The foundation for that omnichannel approach is closed loop measurement. He described an ability to connect ad exposure to purchasing behavior, whether online or in one of Walmart’s thousands of physical stores. “We have different ways of dimensionalizing what each format and channel is contributing to a campaign,” he added, citing data that showed advertisers running CTV and search campaigns concurrently saw 34% more new-to-brand buyers than those using search alone.

A new role for the national media budget

As retail media networks expand their reach far beyond their own properties, Mayward argued it should compel advertisers to rethink how they allocate their budgets. He contended that the relatively small amount of time consumers spend actively shopping pales in comparison to the hours they spend on other digital activities.

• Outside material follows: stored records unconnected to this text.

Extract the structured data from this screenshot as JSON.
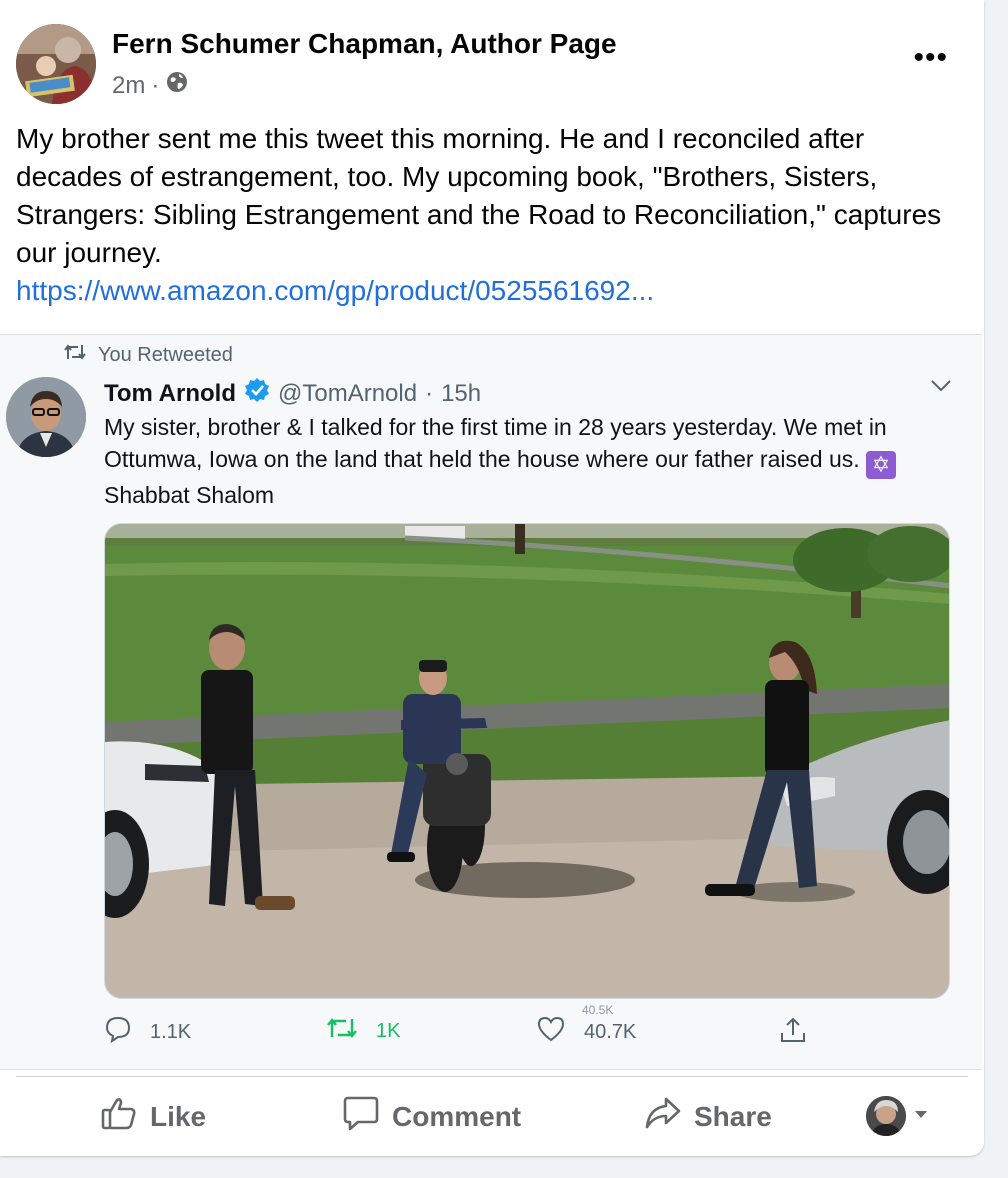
{
  "post": {
    "page_name": "Fern Schumer Chapman, Author Page",
    "time": "2m",
    "separator": "·",
    "audience_icon": "globe-icon",
    "more_label": "•••",
    "text": "My brother sent me this tweet this morning. He and I reconciled after decades of estrangement, too. My upcoming book, \"Brothers, Sisters, Strangers: Sibling Estrangement and the Road to Reconciliation,\" captures our journey.",
    "link": "https://www.amazon.com/gp/product/0525561692..."
  },
  "tweet": {
    "retweet_label": "You Retweeted",
    "author_name": "Tom Arnold",
    "handle": "@TomArnold",
    "separator": "·",
    "age": "15h",
    "text_main": "My sister, brother & I talked for the first time in 28 years yesterday. We met in Ottumwa, Iowa on the land that held the house where our father raised us.",
    "text_tail": "Shabbat Shalom",
    "emoji_glyph": "✡",
    "actions": {
      "replies": "1.1K",
      "retweets": "1K",
      "likes": "40.7K",
      "likes_ghost": "40.5K"
    }
  },
  "actions": {
    "like": "Like",
    "comment": "Comment",
    "share": "Share"
  },
  "colors": {
    "link": "#216fdb",
    "retweet_green": "#17bf63",
    "verified_blue": "#1d9bf0",
    "muted": "#65676b"
  }
}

“They’re watching TV, they’re watching short form video, scrolling social feeds, gaming,” Mayward said. “For a retailer that reaches most Americans, we’re able to go out and find Walmart customers… and invite them to come back to Walmart to buy products from our brands.”

This capability to connect upper-funnel brand advertising with lower-funnel sales outcomes should make marketers reconsider the role of their national media spend, in Mayward’s view. “I think it really compels brands to ask, ‘Why am I not doing more of this with my national media budget?’” he said. “We even have measurement techniques that quantify how much sales we’re driving at other retailers. And so we’re showing a complete picture of sales impact from all these different channels.”